18. She organized the other nurses and changed the conditions of the hospital. The hospital was properly sanitized and the soldiers were properly cared for, with clean bandages and sheets, and were properly fed.
19. The soldiers began to refer to Nightingale as “The Lady with the Lamp” because she was often seen at night walking around with her lamp to check on the patients.
20. When she returned to England at the end of the Crimean War in 1856, she was a national heroine.
21. Many of her admirers sent her letters to thanks her for her work in Scutari. She received thousands of letters from people that she didn’t know.
22. In 1859, Nightingale wrote Notes on Nursing, a book about caring for patients.
23. Nightingale believed that nurses should have a proper education and founded the Nightingale Training School in 1860, at St. Thomas’ Hospital in London, England.
24. She continued to champion nursing, writing letters, giving advice, and helping improve the attitude about the profession.
25. Queen Victoria awarded Florence Nightingale the Royal Red Cross in 1883.
26. In 1907, Nightingale was awarded the order of Merit. She was the first woman to receive the award.
27. She traveled extensively, studying in hospitals in locations such as Greece, Egypt and Germany. These journeys would be the inspiration for her career in nursing.

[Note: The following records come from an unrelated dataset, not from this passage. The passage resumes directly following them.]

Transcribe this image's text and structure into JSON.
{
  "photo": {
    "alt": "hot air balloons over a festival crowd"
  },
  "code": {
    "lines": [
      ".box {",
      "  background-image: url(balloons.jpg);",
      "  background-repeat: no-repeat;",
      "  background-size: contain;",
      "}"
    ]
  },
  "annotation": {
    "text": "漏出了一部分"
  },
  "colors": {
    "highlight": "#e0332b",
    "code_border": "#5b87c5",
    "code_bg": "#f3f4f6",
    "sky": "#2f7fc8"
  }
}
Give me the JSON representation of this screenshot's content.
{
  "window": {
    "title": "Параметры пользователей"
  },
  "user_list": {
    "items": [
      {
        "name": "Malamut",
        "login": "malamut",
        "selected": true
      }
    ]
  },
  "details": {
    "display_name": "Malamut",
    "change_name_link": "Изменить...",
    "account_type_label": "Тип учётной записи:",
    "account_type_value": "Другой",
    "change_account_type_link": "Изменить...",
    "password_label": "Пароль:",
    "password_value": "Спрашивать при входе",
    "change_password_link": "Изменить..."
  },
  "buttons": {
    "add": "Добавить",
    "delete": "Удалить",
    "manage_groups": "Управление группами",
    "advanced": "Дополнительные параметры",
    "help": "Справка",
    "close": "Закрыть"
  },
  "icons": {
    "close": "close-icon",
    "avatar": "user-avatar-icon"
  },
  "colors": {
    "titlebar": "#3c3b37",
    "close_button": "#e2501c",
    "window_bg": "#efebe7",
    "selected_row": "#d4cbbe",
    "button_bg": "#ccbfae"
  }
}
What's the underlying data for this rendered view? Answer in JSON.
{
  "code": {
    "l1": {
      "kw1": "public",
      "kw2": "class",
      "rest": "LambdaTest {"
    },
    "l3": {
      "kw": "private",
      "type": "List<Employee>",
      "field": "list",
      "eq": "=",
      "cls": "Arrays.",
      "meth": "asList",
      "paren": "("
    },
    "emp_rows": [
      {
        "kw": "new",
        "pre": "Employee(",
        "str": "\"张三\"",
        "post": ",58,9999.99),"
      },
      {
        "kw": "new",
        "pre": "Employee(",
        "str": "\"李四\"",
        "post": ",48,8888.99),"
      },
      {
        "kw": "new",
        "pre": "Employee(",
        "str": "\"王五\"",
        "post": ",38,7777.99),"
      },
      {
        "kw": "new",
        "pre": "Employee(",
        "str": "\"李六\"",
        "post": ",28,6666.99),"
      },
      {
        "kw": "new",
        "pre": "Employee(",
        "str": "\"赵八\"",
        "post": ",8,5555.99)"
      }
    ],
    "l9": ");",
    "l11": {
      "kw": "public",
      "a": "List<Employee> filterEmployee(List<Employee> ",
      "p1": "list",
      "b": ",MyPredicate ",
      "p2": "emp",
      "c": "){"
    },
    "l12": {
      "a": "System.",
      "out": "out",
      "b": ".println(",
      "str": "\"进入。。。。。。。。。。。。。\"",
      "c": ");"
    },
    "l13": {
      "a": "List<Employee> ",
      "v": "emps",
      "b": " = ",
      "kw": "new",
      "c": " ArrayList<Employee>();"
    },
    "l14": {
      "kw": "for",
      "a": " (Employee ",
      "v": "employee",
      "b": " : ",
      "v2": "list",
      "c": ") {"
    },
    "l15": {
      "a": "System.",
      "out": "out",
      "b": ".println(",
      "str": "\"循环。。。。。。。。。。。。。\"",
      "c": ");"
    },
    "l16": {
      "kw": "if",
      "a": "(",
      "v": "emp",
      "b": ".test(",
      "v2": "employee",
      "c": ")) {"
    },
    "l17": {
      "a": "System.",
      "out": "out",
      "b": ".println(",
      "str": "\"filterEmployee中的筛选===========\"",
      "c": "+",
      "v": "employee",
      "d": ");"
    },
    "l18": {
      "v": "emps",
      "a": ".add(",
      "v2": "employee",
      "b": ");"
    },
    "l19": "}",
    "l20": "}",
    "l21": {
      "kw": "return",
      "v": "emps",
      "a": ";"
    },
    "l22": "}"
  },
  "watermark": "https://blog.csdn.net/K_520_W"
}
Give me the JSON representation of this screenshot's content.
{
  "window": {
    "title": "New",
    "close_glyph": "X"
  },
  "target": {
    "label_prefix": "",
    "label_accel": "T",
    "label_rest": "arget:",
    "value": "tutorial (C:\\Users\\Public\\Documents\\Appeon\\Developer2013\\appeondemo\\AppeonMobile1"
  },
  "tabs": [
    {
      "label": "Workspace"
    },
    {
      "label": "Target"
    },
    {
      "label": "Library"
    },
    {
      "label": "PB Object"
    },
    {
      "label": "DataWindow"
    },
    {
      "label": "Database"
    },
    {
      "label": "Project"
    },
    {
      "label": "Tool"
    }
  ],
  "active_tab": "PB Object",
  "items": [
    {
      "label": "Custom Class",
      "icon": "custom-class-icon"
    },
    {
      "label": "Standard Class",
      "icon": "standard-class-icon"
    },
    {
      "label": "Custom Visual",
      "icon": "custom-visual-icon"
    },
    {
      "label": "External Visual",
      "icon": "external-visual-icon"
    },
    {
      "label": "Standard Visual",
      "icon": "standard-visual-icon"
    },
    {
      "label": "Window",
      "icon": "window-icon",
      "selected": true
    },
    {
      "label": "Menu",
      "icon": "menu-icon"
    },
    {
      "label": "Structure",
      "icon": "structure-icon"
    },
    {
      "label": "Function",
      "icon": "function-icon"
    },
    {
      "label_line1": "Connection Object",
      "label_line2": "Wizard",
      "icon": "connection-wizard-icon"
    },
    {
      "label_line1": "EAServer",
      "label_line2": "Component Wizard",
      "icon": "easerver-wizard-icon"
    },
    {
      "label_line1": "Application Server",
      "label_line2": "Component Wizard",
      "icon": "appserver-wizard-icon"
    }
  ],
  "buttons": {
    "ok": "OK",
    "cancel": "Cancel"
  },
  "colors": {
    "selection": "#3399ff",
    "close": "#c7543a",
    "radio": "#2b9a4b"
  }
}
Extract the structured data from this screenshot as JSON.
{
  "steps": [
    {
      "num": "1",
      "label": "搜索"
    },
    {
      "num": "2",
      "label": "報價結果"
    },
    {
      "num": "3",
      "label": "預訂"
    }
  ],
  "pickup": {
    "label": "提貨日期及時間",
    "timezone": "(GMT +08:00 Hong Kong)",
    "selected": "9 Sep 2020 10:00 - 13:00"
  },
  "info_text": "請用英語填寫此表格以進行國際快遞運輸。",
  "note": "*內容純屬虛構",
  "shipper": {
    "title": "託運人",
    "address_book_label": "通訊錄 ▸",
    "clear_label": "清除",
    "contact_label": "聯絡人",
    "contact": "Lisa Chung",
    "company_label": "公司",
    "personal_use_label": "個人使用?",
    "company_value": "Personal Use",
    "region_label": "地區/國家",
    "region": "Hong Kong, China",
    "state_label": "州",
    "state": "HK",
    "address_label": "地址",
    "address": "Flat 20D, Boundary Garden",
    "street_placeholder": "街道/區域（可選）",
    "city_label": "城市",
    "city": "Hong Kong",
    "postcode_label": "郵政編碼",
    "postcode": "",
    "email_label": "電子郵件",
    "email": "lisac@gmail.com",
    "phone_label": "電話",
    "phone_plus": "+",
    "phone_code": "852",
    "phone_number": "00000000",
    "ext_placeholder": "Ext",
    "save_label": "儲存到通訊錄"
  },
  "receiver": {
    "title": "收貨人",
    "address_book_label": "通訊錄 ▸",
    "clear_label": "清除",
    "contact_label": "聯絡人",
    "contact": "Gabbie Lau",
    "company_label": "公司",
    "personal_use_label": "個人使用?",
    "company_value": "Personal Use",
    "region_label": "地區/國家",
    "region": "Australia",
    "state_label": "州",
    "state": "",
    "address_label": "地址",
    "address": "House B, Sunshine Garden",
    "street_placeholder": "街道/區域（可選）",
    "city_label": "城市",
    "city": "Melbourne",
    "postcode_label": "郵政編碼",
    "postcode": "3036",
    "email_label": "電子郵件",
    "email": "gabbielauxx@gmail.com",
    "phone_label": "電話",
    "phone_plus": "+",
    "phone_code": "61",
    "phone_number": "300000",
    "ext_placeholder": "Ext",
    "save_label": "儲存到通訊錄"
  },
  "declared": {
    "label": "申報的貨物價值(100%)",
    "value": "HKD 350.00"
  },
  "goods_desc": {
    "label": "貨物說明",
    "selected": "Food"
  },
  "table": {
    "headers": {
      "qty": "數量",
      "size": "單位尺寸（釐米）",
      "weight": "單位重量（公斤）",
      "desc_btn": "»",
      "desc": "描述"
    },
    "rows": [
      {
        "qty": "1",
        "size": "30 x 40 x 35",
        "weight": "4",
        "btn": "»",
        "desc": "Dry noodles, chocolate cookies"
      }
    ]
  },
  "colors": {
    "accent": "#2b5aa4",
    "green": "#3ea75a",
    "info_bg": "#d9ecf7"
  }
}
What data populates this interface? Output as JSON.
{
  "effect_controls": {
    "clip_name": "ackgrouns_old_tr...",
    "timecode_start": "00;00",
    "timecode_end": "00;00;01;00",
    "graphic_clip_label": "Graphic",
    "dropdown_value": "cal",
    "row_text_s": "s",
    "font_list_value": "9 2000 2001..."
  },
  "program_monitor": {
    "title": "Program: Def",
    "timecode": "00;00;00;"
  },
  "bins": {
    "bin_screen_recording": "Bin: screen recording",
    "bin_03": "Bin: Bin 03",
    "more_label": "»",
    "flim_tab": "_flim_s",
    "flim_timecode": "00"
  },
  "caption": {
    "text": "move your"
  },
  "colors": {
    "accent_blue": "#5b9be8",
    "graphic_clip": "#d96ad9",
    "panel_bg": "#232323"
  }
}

28. It was during her time in Egypt that Nightingale wrote of feeling “called to God” to a career in nursing and when she returned to Europe, stopping in Germany, she spent four months training at the Institution of Kaiserswerth on the Rhine.
29. Nightingale’s own aunt worked under her during the Crimean War, helping her tend to the wounded.
30. Nightingale was a proponent of medical tourism. Today, many people travel to foreign countries to get medical treatment that doesn’t cost as much as it does in the United States.